“Biasanya berapa lama harus menunggu untuk bisa diterima masuk bertemu kanjeng?” tanya Ki Renggo kepada salah seorang penjaga di pos paling luar.
“Wow.., jangan harap, Ki. Saya yang sudah lama jadi anggota Intijiwo saja belum pernah bertatap muka langsung, paling-paling melihat dari kejauhan sewaktu ada acara! Nah, kecuali pejabat pemerintahan atau orang-orang terkenal dan kaya raya, baru bisa bertemu kanjeng. Itu pun harus membuat janji dulu jauh hari sebelumnya!”
“Lha orang-orang ini antri untuk apa?”
“Ya macam-macam sesuai tujuan mereka datang ke sini, tapi mereka hanya akan ditemui pembantu-pembantu kanjeng! Itu sudah cukup. Setiap hari hanya dibatasi sekitar seratus orang yang akan dilayani!”
“Kalau mau jadi anggota murid Intijiwo, apa juga harus antri?”
“Yaa.., memang harus sabar Ki sanak. Bahkan ada yang sudah menunggu selama sebulan dan belum diterima masuk, apalagi mau daftar menjadi murid Intijiwo!” Penjaga bernama Gento itu menuturkan dengan ramah. “Ki sanak dari mana?”
“Saya dari Banyuwangi! Nama saya Renggo!”
“Wah jauh sekali!” seru Cak Gento kagum. Ia lalu mempersilakan Ki Renggo duduk di dalam dan menawarkan beberapa potong singkong rebus. Perasaannya mengatakan orang baru itu memiliki sesuatu yang istimewa.

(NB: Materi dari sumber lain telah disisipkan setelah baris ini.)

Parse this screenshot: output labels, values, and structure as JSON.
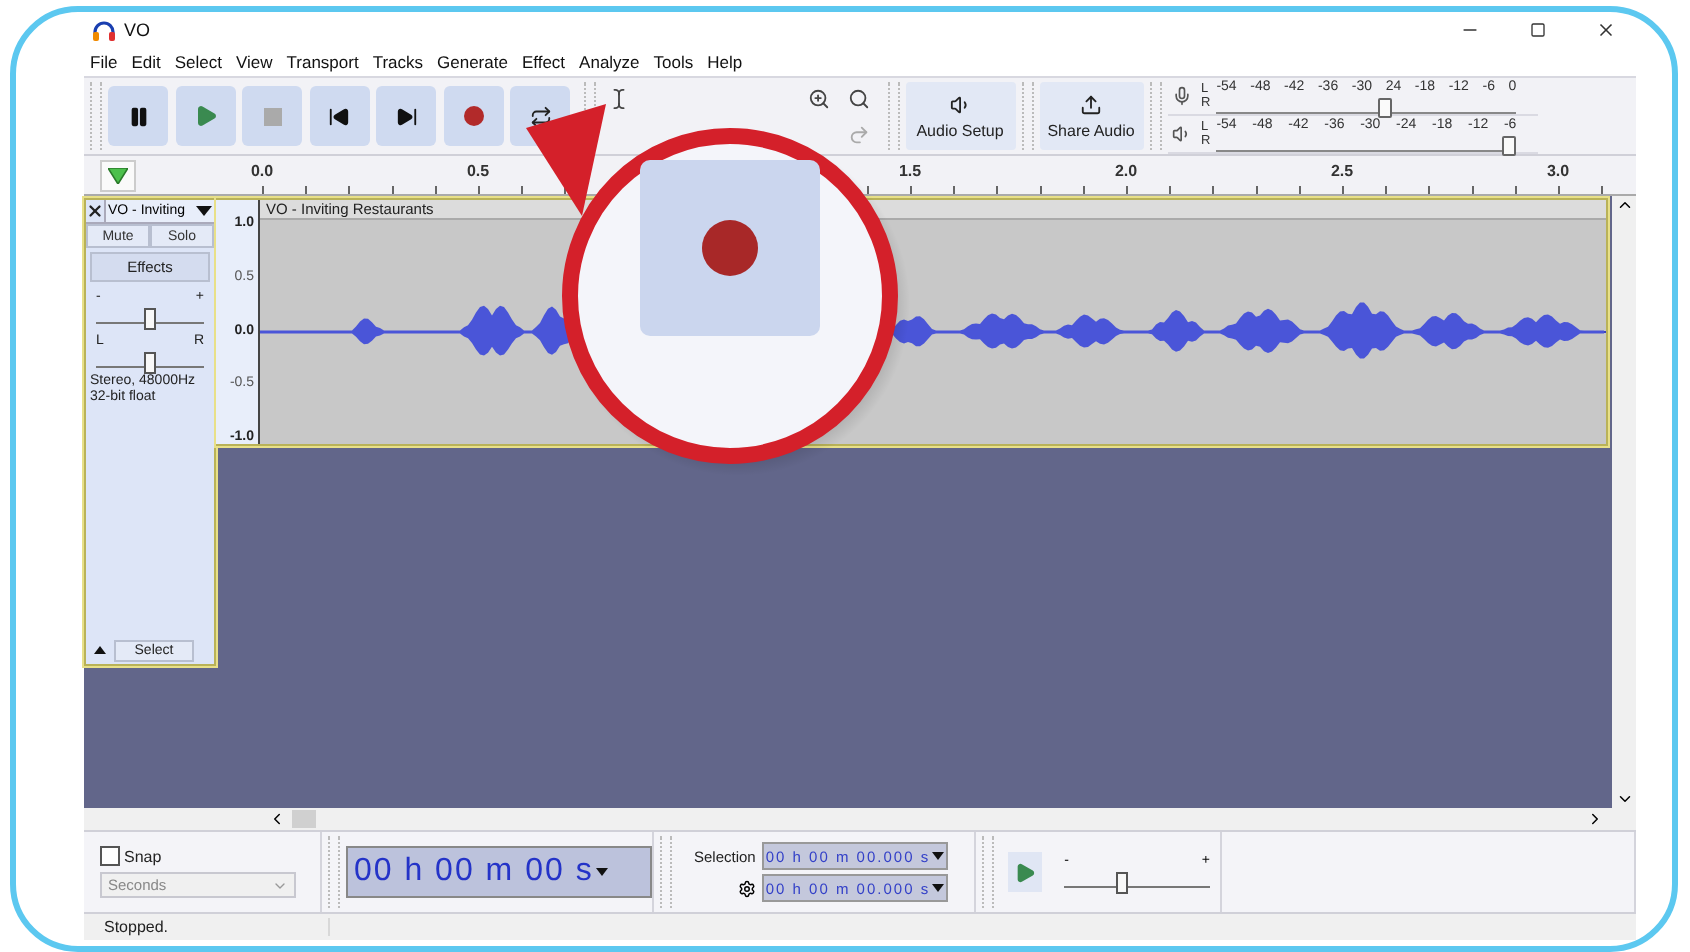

Ki Renggo suka dengan sikap penjaga yang ramah itu. Mereka segera terlibat perbincangan yang mengasyikan, bagaikan dua sahabat yang lama tidak berjumpa.
Dari situ, Ki Renggo mendapatkan gambaran awal mengenai Kanjeng Wotwesi dan Intijiwo. Ada tujuh tingkatan dalam Intijiwo yang masing-masing tingkatan memiliki tanda khusus. Tingkatan itu juga akan tampak jelas ketika ada acara ritual atau perayaan. Semakin dekat tempatnya dengan Puri Intijiwo, kediaman Kanjeng Wotwesi, berarti semakin tinggi tingkatannya. Masing-masing tempat tingkatan dijaga ketat, sehingga tingkat bawah tidak mungkin bisa menyusup ke tingkat di atasnya.
“Berapa lama biasanya seorang murid bisa mencapai tingkat tujuh?” tanya Ki Renggo.